Almost 20 years since the astonishing event that was Live Aid, Tony Blair has tried to reclaim some of his humanist political mantle by bringing Africa and the continent’s dreadful suffering to the fore of world politics. Will it be like past such declarations? Lots of nice headlines, photo-opps with Saint Bob of Geldof? But then prove to be like George Bush’s promises on Africa and Aids assistance last year – hollow and largely untrue; what there actually was had already been in place and came with many strings attached. In short will there be real action – will the ‘advanced’ nations actually do something?
On the BBC tonight images of dreadful suffering in the Sudan once more. Government troops, Arab militias, warlords – all fighting each other with the civilians in the middle once more. So dangerous what aid is available from charities and the UN cannot reach those who need it because it is simply to dangerous for their people to travel the land. Why is it that we can commit tens of thousands of troops and enormous resources to dubious wars but we cannot commit to fight the most insidious evils that have plagued our planet for century upon weary century? If we are to put British troops in harms way then at least make it for a good reason. These little local warlords lord it over a terrified, starving populace, waving their Kalshnikovs over their heads. I’m sure plenty of our soldiers would be all to happy to get into a situation like that to twat them and let the needed relief columns through.
Odd how we can continue to commit so much to our illegal war and occupation of Iraq but it would never cross the government’s mind to give the UN command of a pile of our troops and say to them, here you go – use them to protect those who have no protectors. Am I being naïve for thinking that this simple idea is a good one? Yes, I know it wouldn’t solve all their problems right away, but until these murdering bullies are dealt with – and there is only one way to deal with a bully – no charity or UN group can start to help the population of countries like the Sudan to recover and rebuild. And don’t you think if this was the sort of foreign military adventure we had embarked upon we may have really been making a better, safer world? Don’t you think we’d be making friends, creating goodwill with other nations when they saw we were prepared to endure hardships and struggle to help the helpless? Wouldn’t warlords world-wide be terrified that they would be next? That they would be brought to account? Wouldn’t it be nice to think that people being harmed by hooligans with guns, starved and ill would have hope again? Hey, you may say I am naïve. You may say I’m a dreamer, but I’m not the only one.
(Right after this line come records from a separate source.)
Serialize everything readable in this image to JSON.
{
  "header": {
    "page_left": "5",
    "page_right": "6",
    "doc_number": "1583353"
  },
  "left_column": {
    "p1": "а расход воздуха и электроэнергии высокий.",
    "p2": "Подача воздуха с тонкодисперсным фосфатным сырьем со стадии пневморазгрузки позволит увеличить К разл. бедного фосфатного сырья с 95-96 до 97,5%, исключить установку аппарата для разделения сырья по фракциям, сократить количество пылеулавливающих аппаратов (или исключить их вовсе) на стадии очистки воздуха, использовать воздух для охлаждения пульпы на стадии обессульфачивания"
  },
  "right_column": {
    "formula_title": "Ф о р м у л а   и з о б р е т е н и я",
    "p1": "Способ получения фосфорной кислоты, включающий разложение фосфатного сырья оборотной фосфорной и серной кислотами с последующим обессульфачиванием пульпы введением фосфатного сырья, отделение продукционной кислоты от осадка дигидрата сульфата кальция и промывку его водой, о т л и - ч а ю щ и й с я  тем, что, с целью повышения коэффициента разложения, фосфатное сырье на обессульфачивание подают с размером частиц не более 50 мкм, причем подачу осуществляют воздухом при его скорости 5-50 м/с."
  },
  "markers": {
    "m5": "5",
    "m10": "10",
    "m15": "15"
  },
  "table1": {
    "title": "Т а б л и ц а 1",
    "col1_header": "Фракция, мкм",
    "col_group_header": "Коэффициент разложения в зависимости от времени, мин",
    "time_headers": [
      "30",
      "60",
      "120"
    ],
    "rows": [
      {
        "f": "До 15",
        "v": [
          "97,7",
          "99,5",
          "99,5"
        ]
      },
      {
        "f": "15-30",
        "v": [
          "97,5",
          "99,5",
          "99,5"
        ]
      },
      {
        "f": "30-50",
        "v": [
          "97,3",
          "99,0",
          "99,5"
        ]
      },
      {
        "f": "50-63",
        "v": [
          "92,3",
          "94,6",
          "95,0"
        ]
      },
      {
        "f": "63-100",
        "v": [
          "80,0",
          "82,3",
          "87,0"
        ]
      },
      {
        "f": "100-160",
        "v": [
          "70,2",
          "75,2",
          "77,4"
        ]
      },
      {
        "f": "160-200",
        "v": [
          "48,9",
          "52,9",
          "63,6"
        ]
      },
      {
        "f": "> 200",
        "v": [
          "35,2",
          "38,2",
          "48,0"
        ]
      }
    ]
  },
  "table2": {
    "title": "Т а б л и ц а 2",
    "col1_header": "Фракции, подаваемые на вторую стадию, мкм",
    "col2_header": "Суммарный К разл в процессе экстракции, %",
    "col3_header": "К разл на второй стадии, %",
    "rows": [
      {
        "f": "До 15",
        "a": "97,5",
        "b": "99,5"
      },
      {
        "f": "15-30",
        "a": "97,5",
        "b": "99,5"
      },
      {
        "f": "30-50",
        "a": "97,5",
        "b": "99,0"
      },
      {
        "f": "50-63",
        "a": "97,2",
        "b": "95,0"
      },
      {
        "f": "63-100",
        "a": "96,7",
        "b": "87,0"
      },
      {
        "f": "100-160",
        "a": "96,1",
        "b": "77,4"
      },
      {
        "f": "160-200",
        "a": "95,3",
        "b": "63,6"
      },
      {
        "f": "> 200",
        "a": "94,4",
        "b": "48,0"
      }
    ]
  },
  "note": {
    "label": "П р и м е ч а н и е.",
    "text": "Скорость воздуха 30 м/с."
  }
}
On a personal note though, I have to say it is worrying to realise that I work next to some people who weren’t even born when Live Aid rocked the world to feed the planet. Obviously that means there is something wrong with them – can’t be me… Surely it can’t be me getting… older… And worse than getting older, losing my hair and realising that the future isn’t as much fun as I thought it would be is the fact that 20 years later, in the 21st century people are still facing famine and civil wars in Africa. Does anyone remember the cartoon of the little starving African child sitting on top of the EU’s food mountain, remarking “ from up here I can almost see Africa”. When governments didn’t do it the ordinary people of the planet did move mountains – it must have been on the most positive vibe days ever in our little world. So much good will around the globe, so many working to help people they didn’t even know. So galling to think 20 years later little has changed.
But rather than end on a downer you have to look at the positive. For each of these awful situations there are still many people out there who risk their health and sometimes their lives to help people they don’t know. Oxfam, Save the Children, Medicins San Frontiers… It’s a long list of good people and because there are always people like this prepared to try to help for the simple reason that it is the right thing to do I do still have a little faith. It’s hard to hold on to when you see news stories like these, but you have to remember there are good people struggling to help total strangers. Why can’t governments follow these fine examples?
And what can we do? You and me on a personal level? We may not be able to do much, but we can make little differences. Buy Fair Trade where you can. Visit the Hunger Site every day. Set up a direct debit for one of the charities. It doesn’t matter if its just a few quid a month, the fact they know they get it every month allows them to budget more effectively and plan aid than relying on one-off campaigns. I do this myself and one day, if I ever escape Waterstone’s and get a job which pays a real wage I’ve promised myself I’ll up the amount each month. It’s the least I can do. And I mean that literally – all I did was fill in a direct debit form – some other folk do the hard things. They have to organise food, transport, carry it to people across all sorts of terrain in dangerous conditions. But it still makes good sense to me to do it, because if thousands of others are doing this tiny act each month then we help. We help someone we’ll never know. We make a small ripple of good will in the pool of the world, which is magnified by other ripples until one day it will become a wave breaking over the shores of despair and sorrow and wash them away forever. Perhaps I am naïve. But if I am then I am content to have the naivety.